I have now freed up the entire day, for important but non-urgent stuff. Bliss. Come to think of it, I have other important and urgent stuff to deal with. Now much easier to fit in. Bliss of a different kind. (ENOUGH.)

miwhip?

This afternoon, on my way north from South Ken tube, I encountered these golden little vehicles:

It says “miwhip” on them. Who or what is that? I used to be content to just not know such things, and to forget I ever asked. But this is the age of the internet, in fact it has been for some while, as perhaps you have noticed. And the internet soon obliged.

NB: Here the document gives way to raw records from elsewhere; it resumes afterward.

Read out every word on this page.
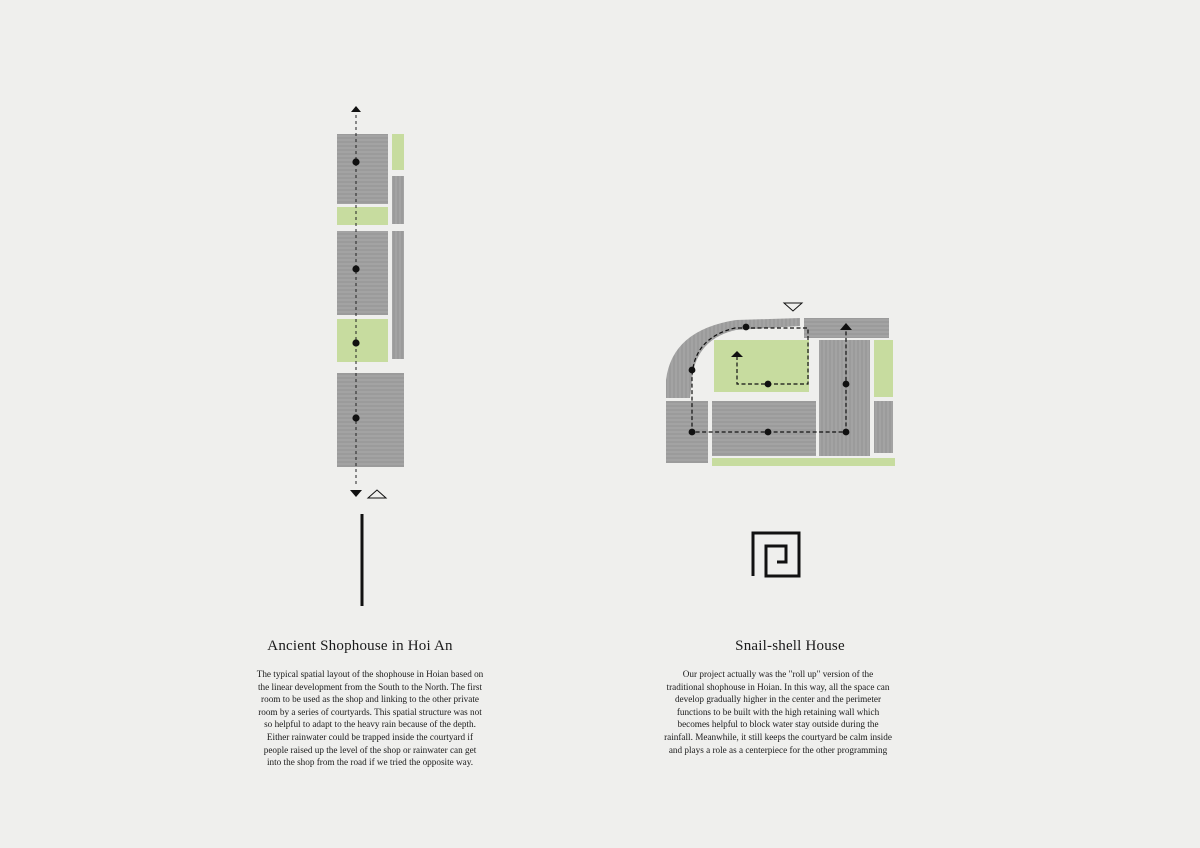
Ancient Shophouse in Hoi An
The typical spatial layout of the shophouse in Hoian based on
the linear development from the South to the North. The first
room to be used as the shop and linking to the other private
room by a series of courtyards. This spatial structure was not
so helpful to adapt to the heavy rain because of the depth.
Either rainwater could be trapped inside the courtyard if
people raised up the level of the shop or rainwater can get
into the shop from the road if we tried the opposite way.
Snail-shell House
Our project actually was the "roll up" version of the
traditional shophouse in Hoian. In this way, all the space can
develop gradually higher in the center and the perimeter
functions to be built with the high retaining wall which
becomes helpful to block water stay outside during the
rainfall. Meanwhile, it still keeps the courtyard be calm inside
and plays a role as a centerpiece for the other programming
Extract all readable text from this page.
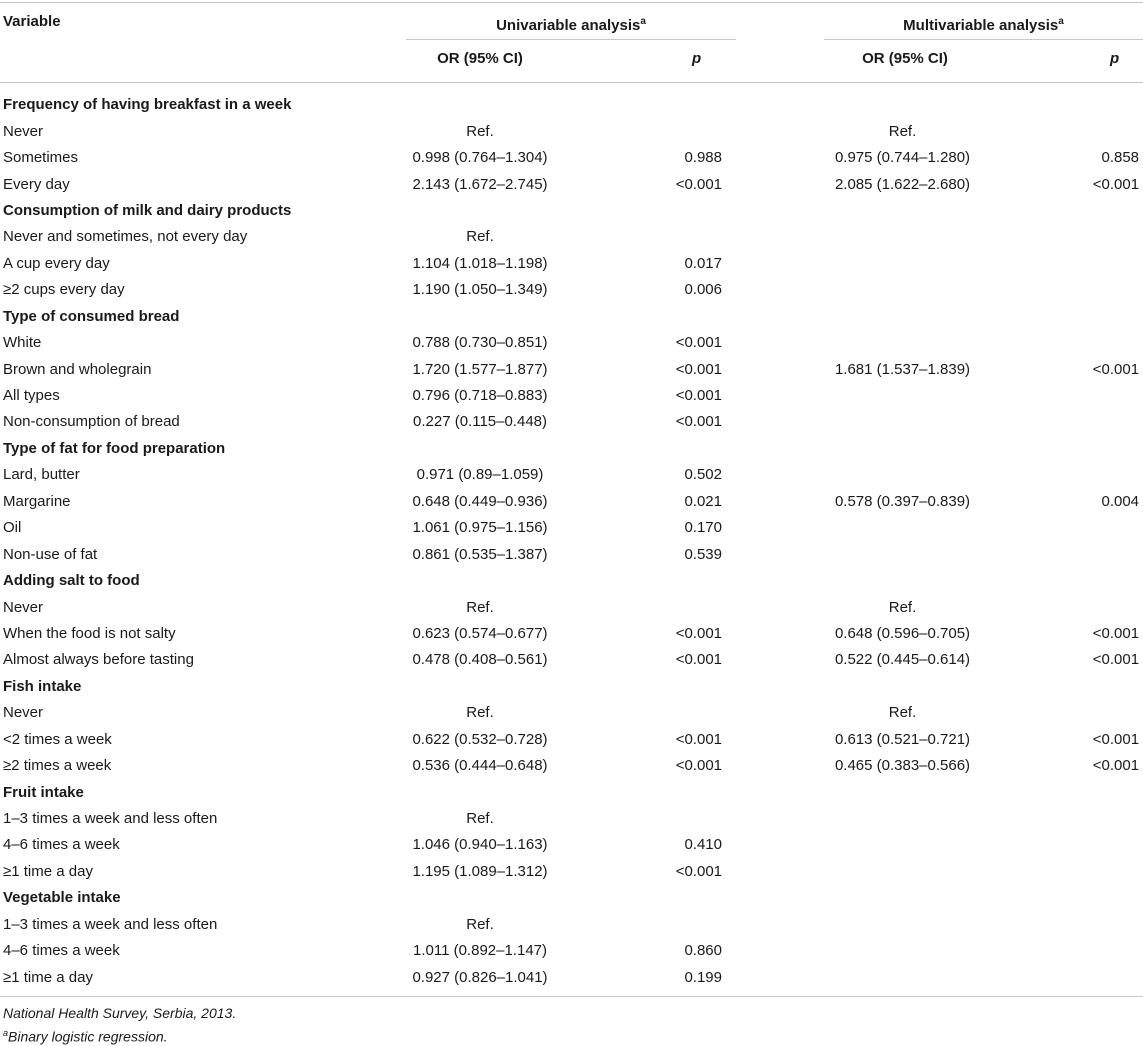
Variable	Univariable analysis$^a$	Multivariable analysis$^a$
OR (95% CI)	p	OR (95% CI)	p
Frequency of having breakfast in a week				
Never	Ref.		Ref.	
Sometimes	0.998 (0.764–1.304)	0.988	0.975 (0.744–1.280)	0.858
Every day	2.143 (1.672–2.745)	<0.001	2.085 (1.622–2.680)	<0.001
Consumption of milk and dairy products				
Never and sometimes, not every day	Ref.			
A cup every day	1.104 (1.018–1.198)	0.017		
≥2 cups every day	1.190 (1.050–1.349)	0.006		
Type of consumed bread				
White	0.788 (0.730–0.851)	<0.001		
Brown and wholegrain	1.720 (1.577–1.877)	<0.001	1.681 (1.537–1.839)	<0.001
All types	0.796 (0.718–0.883)	<0.001		
Non-consumption of bread	0.227 (0.115–0.448)	<0.001		
Type of fat for food preparation				
Lard, butter	0.971 (0.89–1.059)	0.502		
Margarine	0.648 (0.449–0.936)	0.021	0.578 (0.397–0.839)	0.004
Oil	1.061 (0.975–1.156)	0.170		
Non-use of fat	0.861 (0.535–1.387)	0.539		
Adding salt to food				
Never	Ref.		Ref.	
When the food is not salty	0.623 (0.574–0.677)	<0.001	0.648 (0.596–0.705)	<0.001
Almost always before tasting	0.478 (0.408–0.561)	<0.001	0.522 (0.445–0.614)	<0.001
Fish intake				
Never	Ref.		Ref.	
<2 times a week	0.622 (0.532–0.728)	<0.001	0.613 (0.521–0.721)	<0.001
≥2 times a week	0.536 (0.444–0.648)	<0.001	0.465 (0.383–0.566)	<0.001
Fruit intake				
1–3 times a week and less often	Ref.			
4–6 times a week	1.046 (0.940–1.163)	0.410		
≥1 time a day	1.195 (1.089–1.312)	<0.001		
Vegetable intake				
1–3 times a week and less often	Ref.			
4–6 times a week	1.011 (0.892–1.147)	0.860		
≥1 time a day	0.927 (0.826–1.041)	0.199		
National Health Survey, Serbia, 2013.
$^a$Binary logistic regression.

It seems that “miwhip” is an Uber-challenger, and that if you are lucky, when you whisle up one of the above vehicles, you might instead find yourself travelling in one of these:

The best thing I read in the Evening Standard piece linked to above is that miwhip say they’ll pay their hirelings at the end of each day. If you have any friends hacking away at the coalface that is the gig economy, you’ll know how important that promise is. Provided, of course, that they keep it.

AEF

Yesterday I walked across Vauxhall Bridge. It’s been a while since I have done this, which is why I only yesterday discovered that just opposite the MI6 building there is a frenzy of excavation activity, in connection with the new giant sewer that they a building along the river.

Here are the photos I took of all this grubbing:

And here is the sign on Vauxhall Bridge Road next to all this activity:

AEF stands for Albert Embankment Foreshore. It seems that all the “Tideway” (i.e. the sewer) sites of a similar sort have a three letter acronym to identify and distinguish them.

This particular location would surely make a great place for James Bond to start doing crazy things in the sewer. All you need is a small passage connecting the sewer to the MI6 building, a distance of about twenty yards, and boom. Away we go, with a car chase or a scooter chase or something, along the sewer. This could all kick off after they’ve finished building the sewer, but before the sewage is actually pouring along it. Maybe while people are inspecting it, to check that all is well, which is why it would be suitably illuminated.

Maybe the chase could precipitate the arrival of the actual sewage for the first time, prematurely, by something like a switch being knocked against by mistake. Both Bond and the Baddie could be overwhelmed by shit in the course of their chase. Along with a whole tribe of health and safety inspectors. That would get a cheer in cinemas.

Trouble is, I seem to recall the MI6 building being destroyed in a previous Bond movie. But what the hell. James Bond keeps being “reinvented”. So maybe the MI6 building could be reinvented, just as it always was before it got wrecked.

It turns out my recollection is faulty. The entire building did not get blown up (in Skyfall). There was merely a rather small explosion, destroying only Dame Judi Dench’s computer, inside the building.

Come to think of it, “Tideway” might be a rather good Bond movie title.